Objective: To investigate the possible anticonvulsant effect of different extracts of Eugenia caryophyllata (clove) on pentylenetetrazole (PTZ)-induced seizures in mice.
Methods: The animals were divided into saline, 50, 100, 250 and 500 mg/kg of aqueous extract, 50, 100, 250 and 500 mg/kg of ethanolic extract, and 50, 100, 250 and 500 mg/kg of chloroformic extract of clove groups. The extracts or saline were injected 60 min before each PTZ injection. Latency to the first minimal clonic seizure (MCS) and generalized tonic-clonic seizure (GTCS) and the percent of mortality were recorded.

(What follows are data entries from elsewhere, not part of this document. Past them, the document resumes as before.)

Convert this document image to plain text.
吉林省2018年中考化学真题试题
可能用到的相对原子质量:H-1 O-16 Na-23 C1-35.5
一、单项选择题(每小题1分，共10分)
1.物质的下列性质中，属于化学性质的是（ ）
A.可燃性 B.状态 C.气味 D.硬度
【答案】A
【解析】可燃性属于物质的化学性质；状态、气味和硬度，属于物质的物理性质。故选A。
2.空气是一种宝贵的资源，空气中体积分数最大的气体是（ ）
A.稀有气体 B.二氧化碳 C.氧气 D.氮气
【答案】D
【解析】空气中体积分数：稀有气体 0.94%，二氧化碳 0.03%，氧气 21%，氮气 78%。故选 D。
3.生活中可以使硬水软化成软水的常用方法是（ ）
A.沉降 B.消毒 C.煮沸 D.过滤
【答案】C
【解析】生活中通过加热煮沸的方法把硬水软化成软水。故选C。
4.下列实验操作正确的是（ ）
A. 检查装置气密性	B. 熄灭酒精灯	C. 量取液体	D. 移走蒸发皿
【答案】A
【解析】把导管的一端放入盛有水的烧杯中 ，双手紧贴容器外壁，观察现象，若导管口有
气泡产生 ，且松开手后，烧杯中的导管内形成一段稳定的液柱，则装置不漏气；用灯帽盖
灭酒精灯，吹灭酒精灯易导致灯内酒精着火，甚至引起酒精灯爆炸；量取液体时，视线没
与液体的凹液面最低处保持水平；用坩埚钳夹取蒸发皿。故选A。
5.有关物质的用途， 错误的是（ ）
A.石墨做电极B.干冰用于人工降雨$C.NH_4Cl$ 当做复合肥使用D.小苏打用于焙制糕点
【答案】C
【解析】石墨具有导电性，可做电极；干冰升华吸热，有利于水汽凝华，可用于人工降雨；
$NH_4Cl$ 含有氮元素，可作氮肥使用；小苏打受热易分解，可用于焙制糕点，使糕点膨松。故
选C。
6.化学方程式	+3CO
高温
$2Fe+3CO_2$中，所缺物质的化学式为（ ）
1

Results: Aqueous extract of clove at doses of 50, 100, 250 and 500 mg/kg significantly extended the MCS and GTCS latency (P<0.05). The MCS latency in mice treated with 50, 100 and 250 mg/kg of the ethanolic extract was significantly increased (P<0.05). The GTCS latency in mice treated with 50, 100, 250 and 500 mg/kg of ethanolic extract was significantly higher than that of the saline-treated group (P<0.05). There were no significant differences in MCS and GTCS latency between mice treated with different chloroformic extract of clove or saline.
Conclusion: The aqueous and ethanolic extracts of clove could inhibit the PTZ-induced convulsion, and this plant has the potential to be used as a new therapeutic agent for control of seizures. The exact mechanisms and the active compounds that are responsible for the anticonvulsive effect need to be clarified in future studies.